I'm in charge of a voicebot, and I'm testing out the performance of GPT-3 for general open-conversation questions. I'd like to train the model on the "fixed" intent-response pairs we're currently using: this would probably end up performing better in terms of company voice and style.

I have ready a long JSON file of data extracted from our current conversational engine, which matches user input to intents and returns the specified response. I'd like to train a GPT-3 model on this data.
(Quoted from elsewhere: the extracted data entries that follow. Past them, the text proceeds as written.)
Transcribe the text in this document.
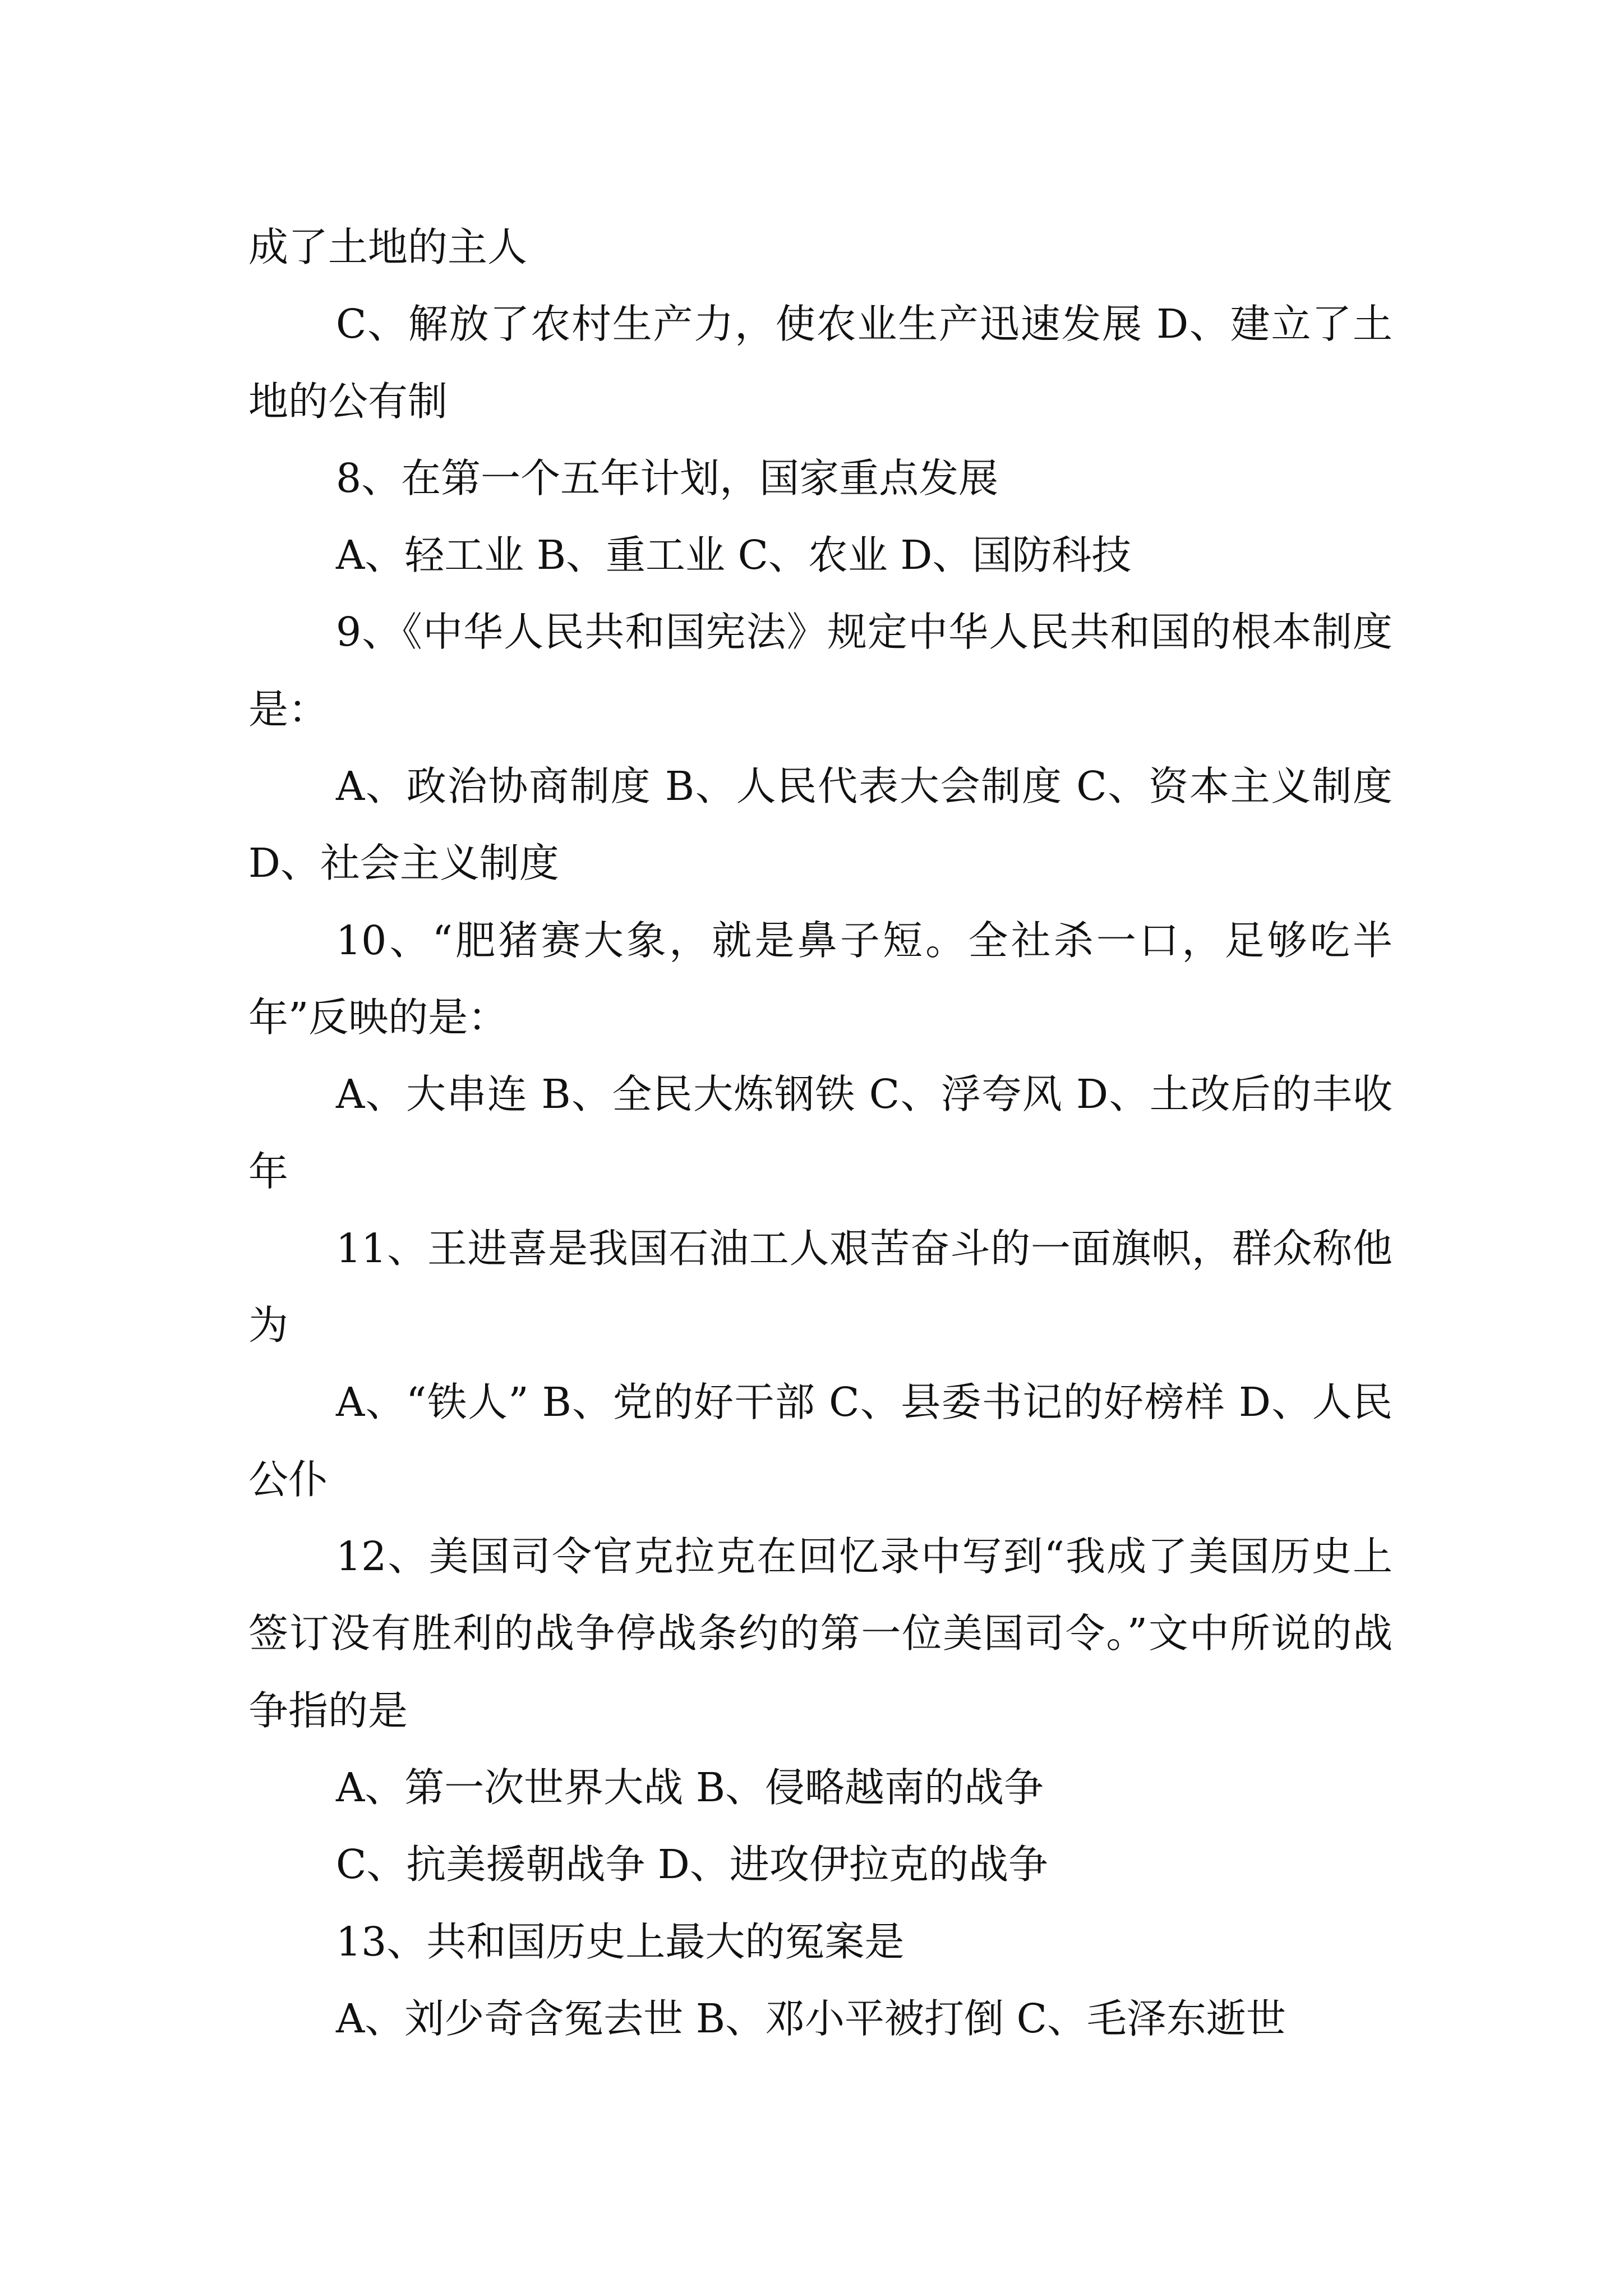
成了土地的主人

C、解放了农村生产力，使农业生产迅速发展 D、建立了土地的公有制

8、在第一个五年计划，国家重点发展

A、轻工业 B、重工业 C、农业 D、国防科技

9、《中华人民共和国宪法》规定中华人民共和国的根本制度是：

A、政治协商制度 B、人民代表大会制度 C、资本主义制度 D、社会主义制度

10、“肥猪赛大象，就是鼻子短。全社杀一口，足够吃半年”反映的是：

A、大串连 B、全民大炼钢铁 C、浮夸风 D、土改后的丰收年

11、王进喜是我国石油工人艰苦奋斗的一面旗帜，群众称他为

A、“铁人” B、党的好干部 C、县委书记的好榜样 D、人民公仆

12、美国司令官克拉克在回忆录中写到“我成了美国历史上签订没有胜利的战争停战条约的第一位美国司令。”文中所说的战争指的是

A、第一次世界大战 B、侵略越南的战争

C、抗美援朝战争 D、进攻伊拉克的战争

13、共和国历史上最大的冤案是

A、刘少奇含冤去世 B、邓小平被打倒 C、毛泽东逝世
As of now, for some quick testing, I've set up my calls to the API just like they suggest. I have a "fixed" intro text in the form

<name> is <company>'s voicebot. he is kind and professional...

This is a conversation between <name> and a customer:

which is pre-pended to each query, and then a small python class which keeps track of the context which starts with

User: <request the user provides>
Bot:

then with each turn the api's response is appended, this way I'm keeping track of what is said. After a few questions, the query or prompt string i'm sending looks like this:

<name> is <company>'s voicebot. he is kind and professional...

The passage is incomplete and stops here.